"I have just returned from a working visit to Cuba. They are very interested in cooperating with us in the use of the Glonass system, which will cover the globe by 2010," Roscosmos chief Anatoly Perminov told reporters in Moscow.
He said Moscow and Havana are working on a space cooperation agreement and have considered ways of jointly using earth remote sensing satellites.
Russia has previously said it intends to share its space technology with Cuba, and has begun discussions on building a space center in the country.
Perminov also said Russia would like to station several ground based space communication facilities in Venezuela, but stressed that they would have no military application.
Glonass (Global Navigation Satellite System) is the Russian equivalent of the U.S. Global Positioning System (GPS), which is designed for both military and civilian use, and allows users to identify their positions in real time.
Russia plans to launch six satellites in the next three months to increase the existing Glonass grouping to 18-19 spacecraft.

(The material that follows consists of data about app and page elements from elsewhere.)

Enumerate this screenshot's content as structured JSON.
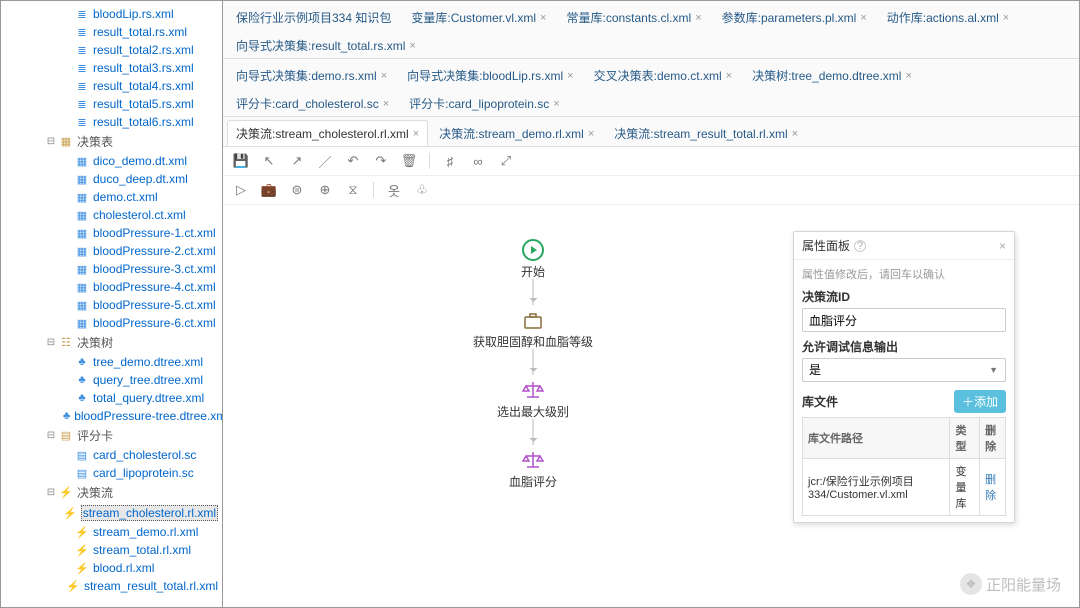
{
  "tree": {
    "rs": [
      "bloodLip.rs.xml",
      "result_total.rs.xml",
      "result_total2.rs.xml",
      "result_total3.rs.xml",
      "result_total4.rs.xml",
      "result_total5.rs.xml",
      "result_total6.rs.xml"
    ],
    "decisiontable": {
      "name": "决策表",
      "items": [
        "dico_demo.dt.xml",
        "duco_deep.dt.xml",
        "demo.ct.xml",
        "cholesterol.ct.xml",
        "bloodPressure-1.ct.xml",
        "bloodPressure-2.ct.xml",
        "bloodPressure-3.ct.xml",
        "bloodPressure-4.ct.xml",
        "bloodPressure-5.ct.xml",
        "bloodPressure-6.ct.xml"
      ]
    },
    "decisiontree": {
      "name": "决策树",
      "items": [
        "tree_demo.dtree.xml",
        "query_tree.dtree.xml",
        "total_query.dtree.xml",
        "bloodPressure-tree.dtree.xml"
      ]
    },
    "scorecard": {
      "name": "评分卡",
      "items": [
        "card_cholesterol.sc",
        "card_lipoprotein.sc"
      ]
    },
    "ruleflow": {
      "name": "决策流",
      "items": [
        "stream_cholesterol.rl.xml",
        "stream_demo.rl.xml",
        "stream_total.rl.xml",
        "blood.rl.xml",
        "stream_result_total.rl.xml"
      ]
    }
  },
  "tabs_row1": [
    "保险行业示例项目334 知识包",
    "变量库:Customer.vl.xml",
    "常量库:constants.cl.xml",
    "参数库:parameters.pl.xml",
    "动作库:actions.al.xml",
    "向导式决策集:result_total.rs.xml"
  ],
  "tabs_row2": [
    "向导式决策集:demo.rs.xml",
    "向导式决策集:bloodLip.rs.xml",
    "交叉决策表:demo.ct.xml",
    "决策树:tree_demo.dtree.xml",
    "评分卡:card_cholesterol.sc",
    "评分卡:card_lipoprotein.sc"
  ],
  "tabs_row3": [
    "决策流:stream_cholesterol.rl.xml",
    "决策流:stream_demo.rl.xml",
    "决策流:stream_result_total.rl.xml"
  ],
  "active_tab": 0,
  "flow": {
    "n0": "开始",
    "n1": "获取胆固醇和血脂等级",
    "n2": "选出最大级别",
    "n3": "血脂评分"
  },
  "panel": {
    "title": "属性面板",
    "hint": "属性值修改后，请回车以确认",
    "id_label": "决策流ID",
    "id_value": "血脂评分",
    "debug_label": "允许调试信息输出",
    "debug_value": "是",
    "lib_label": "库文件",
    "add_label": "＋添加",
    "th1": "库文件路径",
    "th2": "类型",
    "th3": "删除",
    "td1": "jcr:/保险行业示例项目334/Customer.vl.xml",
    "td2": "变量库",
    "td3": "删除"
  },
  "watermark": "正阳能量场"
}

According to the Central Research Institute for Machine Building, the Glonass system currently consists of 16 satellites, with 13 satellites working in orbit, two undergoing maintenance, and one due to be withdrawn from the orbital grouping.
Perminov earlier said that the number of Glonass satellites will be increased from the current 16 to 30 by 2011.
A total of 9.9 billion rubles (around $400 million at the current exchange rate) was allocated for Glonass from the federal budget in 2007, and 4.7 billion rubles ($190 million) in 2006.
Russian Prime Minister Vladimir Putin signed a directive on September 12 allocating an additional $2.6 billion to develop the Glonass system.